Die Segelyacht

Eine Kurzgeschichte von David Markisch

Auf dem Trachtenberg-Boulevard waren viele Leute unterwegs. Fußgänger in Paaren, in Gruppen und allein, Invaliden, in ihren Rollstühlen sitzend. Manche von ihnen schoben eine Konstruktion vor sich her, die aussah wie ein mobiler Fahnenmast mit einem baumelnden Infusionsbeutel daran. Man begegnete Verliebten, die sich an den Händen hielten. Mittendrin kurvte ein Fahrradfahrer herum. Ein Kind auf Rollschuhen flitzte vorbei. Es war Hauptverkehrszeit.

Der Boulevard durchschnitt das Gebäude des „Tel Me’ir“-Krankenhauses in seiner ganzen monströsen Breite. Es war streng genommen ein Korridor, auf dessen einer Seite sich die Krankenstationen befanden und auf dessen anderer Seite die Operationssäle, Labors, Forschungszentren, Wirtschaftsabteilungen, Cafés und Geschäfte lagen, in denen man Blumen, Geschenke, Bücher und Kuchen kaufen konnte. Wenn man Lust hatte, konnte man diesen überdachten Durchgang natürlich als Boulevard bezeichnen. Doch wer eigentlich dieser Trachtenberg war und wodurch er sich hervorgetan hatte, wurde nicht aufgeklärt. Auf emaillierten Schildchen stand weiß auf Blau „Trachtenberg-Boulevard“ und sonst nichts.

Mehr als wahrscheinlich war, dass dieser der breiten Masse unbekannte Trachtenberg für den Bau des Korridors Geld gegeben hatte.
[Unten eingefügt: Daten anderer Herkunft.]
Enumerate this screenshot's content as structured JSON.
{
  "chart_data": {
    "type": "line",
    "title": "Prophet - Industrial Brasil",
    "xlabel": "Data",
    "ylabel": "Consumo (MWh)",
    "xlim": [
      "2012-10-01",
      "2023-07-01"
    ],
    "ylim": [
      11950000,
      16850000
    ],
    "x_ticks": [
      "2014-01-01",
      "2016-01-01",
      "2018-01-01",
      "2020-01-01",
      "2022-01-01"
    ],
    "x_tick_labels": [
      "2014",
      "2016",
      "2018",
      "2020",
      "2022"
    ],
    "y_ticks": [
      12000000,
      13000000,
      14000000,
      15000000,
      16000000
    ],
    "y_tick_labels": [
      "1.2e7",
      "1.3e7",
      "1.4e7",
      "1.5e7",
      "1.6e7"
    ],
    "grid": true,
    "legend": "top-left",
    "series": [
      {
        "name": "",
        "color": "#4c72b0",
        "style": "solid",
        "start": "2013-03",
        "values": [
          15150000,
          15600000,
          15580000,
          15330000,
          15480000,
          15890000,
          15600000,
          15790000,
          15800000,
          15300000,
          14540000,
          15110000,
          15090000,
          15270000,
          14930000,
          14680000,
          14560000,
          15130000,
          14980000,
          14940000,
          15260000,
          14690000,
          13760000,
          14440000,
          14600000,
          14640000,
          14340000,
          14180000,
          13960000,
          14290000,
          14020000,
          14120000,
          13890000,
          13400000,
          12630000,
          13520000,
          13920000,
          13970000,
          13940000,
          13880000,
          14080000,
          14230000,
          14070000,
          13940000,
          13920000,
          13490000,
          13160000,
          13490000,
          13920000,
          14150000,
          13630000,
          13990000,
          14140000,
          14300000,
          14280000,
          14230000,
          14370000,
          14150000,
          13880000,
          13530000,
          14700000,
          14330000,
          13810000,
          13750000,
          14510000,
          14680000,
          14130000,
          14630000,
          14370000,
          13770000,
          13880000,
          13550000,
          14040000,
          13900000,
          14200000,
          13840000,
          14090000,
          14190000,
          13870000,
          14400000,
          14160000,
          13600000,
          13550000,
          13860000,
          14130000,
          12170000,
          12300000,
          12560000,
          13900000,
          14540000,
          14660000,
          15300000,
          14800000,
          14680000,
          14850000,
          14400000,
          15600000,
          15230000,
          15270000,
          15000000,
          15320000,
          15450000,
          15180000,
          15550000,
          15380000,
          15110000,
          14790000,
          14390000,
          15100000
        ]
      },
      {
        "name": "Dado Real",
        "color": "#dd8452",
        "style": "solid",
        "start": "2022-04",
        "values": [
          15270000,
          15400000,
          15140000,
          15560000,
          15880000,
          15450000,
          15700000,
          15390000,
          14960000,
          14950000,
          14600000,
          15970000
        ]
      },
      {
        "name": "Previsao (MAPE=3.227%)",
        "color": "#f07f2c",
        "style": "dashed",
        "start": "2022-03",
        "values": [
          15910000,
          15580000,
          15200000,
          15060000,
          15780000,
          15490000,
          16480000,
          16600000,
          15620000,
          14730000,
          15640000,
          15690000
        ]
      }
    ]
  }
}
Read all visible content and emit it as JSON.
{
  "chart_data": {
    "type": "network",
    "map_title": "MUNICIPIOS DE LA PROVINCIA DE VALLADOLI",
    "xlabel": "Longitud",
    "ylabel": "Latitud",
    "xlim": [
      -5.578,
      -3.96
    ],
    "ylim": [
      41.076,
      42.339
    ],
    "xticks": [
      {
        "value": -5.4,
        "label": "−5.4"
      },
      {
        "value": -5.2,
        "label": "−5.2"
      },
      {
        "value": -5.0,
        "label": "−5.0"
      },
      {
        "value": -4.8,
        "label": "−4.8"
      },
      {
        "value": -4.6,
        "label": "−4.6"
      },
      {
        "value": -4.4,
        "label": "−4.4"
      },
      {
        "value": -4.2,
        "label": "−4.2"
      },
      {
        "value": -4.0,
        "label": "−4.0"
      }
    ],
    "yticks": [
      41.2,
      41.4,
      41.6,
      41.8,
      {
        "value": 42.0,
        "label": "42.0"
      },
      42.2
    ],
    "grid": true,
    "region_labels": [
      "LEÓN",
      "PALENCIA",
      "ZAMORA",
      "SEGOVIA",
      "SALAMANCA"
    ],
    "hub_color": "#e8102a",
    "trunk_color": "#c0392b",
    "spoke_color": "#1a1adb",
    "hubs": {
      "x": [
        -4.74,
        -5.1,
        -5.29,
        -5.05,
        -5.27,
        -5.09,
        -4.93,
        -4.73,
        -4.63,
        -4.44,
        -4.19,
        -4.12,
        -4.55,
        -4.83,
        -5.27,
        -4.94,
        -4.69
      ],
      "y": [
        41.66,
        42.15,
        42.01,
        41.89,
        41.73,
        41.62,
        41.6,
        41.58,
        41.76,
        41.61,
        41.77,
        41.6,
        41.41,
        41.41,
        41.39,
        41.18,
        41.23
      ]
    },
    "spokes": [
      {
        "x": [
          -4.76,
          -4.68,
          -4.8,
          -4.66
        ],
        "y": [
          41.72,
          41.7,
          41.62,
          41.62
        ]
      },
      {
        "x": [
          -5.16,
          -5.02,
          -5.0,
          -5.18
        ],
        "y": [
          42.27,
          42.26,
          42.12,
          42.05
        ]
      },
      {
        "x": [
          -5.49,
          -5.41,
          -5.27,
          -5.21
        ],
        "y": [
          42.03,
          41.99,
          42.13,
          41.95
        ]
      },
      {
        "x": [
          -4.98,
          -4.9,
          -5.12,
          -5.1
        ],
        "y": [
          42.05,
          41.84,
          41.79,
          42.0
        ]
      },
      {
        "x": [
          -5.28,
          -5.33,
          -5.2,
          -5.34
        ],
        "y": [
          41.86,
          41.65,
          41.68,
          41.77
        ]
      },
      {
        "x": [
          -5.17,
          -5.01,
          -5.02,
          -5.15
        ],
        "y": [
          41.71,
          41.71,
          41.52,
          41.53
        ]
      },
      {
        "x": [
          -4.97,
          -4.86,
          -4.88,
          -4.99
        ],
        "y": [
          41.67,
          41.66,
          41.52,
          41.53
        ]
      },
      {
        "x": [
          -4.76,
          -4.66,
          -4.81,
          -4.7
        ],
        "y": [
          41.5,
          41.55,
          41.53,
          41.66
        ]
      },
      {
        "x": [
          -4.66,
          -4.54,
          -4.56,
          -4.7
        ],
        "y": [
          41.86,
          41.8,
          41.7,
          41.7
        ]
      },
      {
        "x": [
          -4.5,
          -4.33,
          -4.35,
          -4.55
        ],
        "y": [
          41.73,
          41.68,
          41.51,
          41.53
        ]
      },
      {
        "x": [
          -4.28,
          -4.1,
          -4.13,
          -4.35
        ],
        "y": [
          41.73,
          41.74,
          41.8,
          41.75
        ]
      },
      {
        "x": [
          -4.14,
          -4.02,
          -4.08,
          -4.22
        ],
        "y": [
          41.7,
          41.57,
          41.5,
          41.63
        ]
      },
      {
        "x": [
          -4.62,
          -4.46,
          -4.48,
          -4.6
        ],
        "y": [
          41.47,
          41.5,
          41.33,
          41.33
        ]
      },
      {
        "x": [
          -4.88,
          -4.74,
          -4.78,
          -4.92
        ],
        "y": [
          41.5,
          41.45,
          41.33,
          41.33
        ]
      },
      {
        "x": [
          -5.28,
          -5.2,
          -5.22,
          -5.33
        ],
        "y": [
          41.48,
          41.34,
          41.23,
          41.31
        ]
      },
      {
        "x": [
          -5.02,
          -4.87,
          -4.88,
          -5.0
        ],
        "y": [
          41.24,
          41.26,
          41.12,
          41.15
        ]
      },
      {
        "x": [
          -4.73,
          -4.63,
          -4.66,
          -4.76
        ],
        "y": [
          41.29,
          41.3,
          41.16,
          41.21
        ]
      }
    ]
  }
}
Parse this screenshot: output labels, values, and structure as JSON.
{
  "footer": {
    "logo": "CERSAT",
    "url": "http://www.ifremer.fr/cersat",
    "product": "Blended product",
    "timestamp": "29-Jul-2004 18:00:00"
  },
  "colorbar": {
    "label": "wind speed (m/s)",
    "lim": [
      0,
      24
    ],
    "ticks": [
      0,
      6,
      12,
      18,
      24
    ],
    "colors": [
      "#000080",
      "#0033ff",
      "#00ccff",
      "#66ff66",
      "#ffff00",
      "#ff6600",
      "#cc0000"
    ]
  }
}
Solche Fälle sind nicht selten: Im „Tel Me’ir“-Krankenhaus sind ganze Abteilungen mit Spenden gebaut, ganz zu schweigen von den kleinen Parks in der Krankenhausanlage oder den wunderlichen Skulpturen, welche die Rasenflächen und Grünstreifen zieren. Die Juden opfern gern etwas zugunsten von Krankenhäusern. Wer gibt, dem wird gegeben, das ist ja bekannt.

Ungefähr in der Mitte des Boulevards befand sich rechter Hand das Café „Robespierre“. Auf einem Schild war der blutrünstige Franzose vor einer Guillotine von Künstlerhand dargestellt. Sein Gesicht blickte zornig. Mit ausholender Geste zeigte der Unbestechliche auf den Eingang zu dem Etablissement und forderte die Passanten auf, unverzüglich einzutreten. An runden Tischchen tranken die Patienten und deren Besucher Kaffee und qualmten ihre Zigaretten.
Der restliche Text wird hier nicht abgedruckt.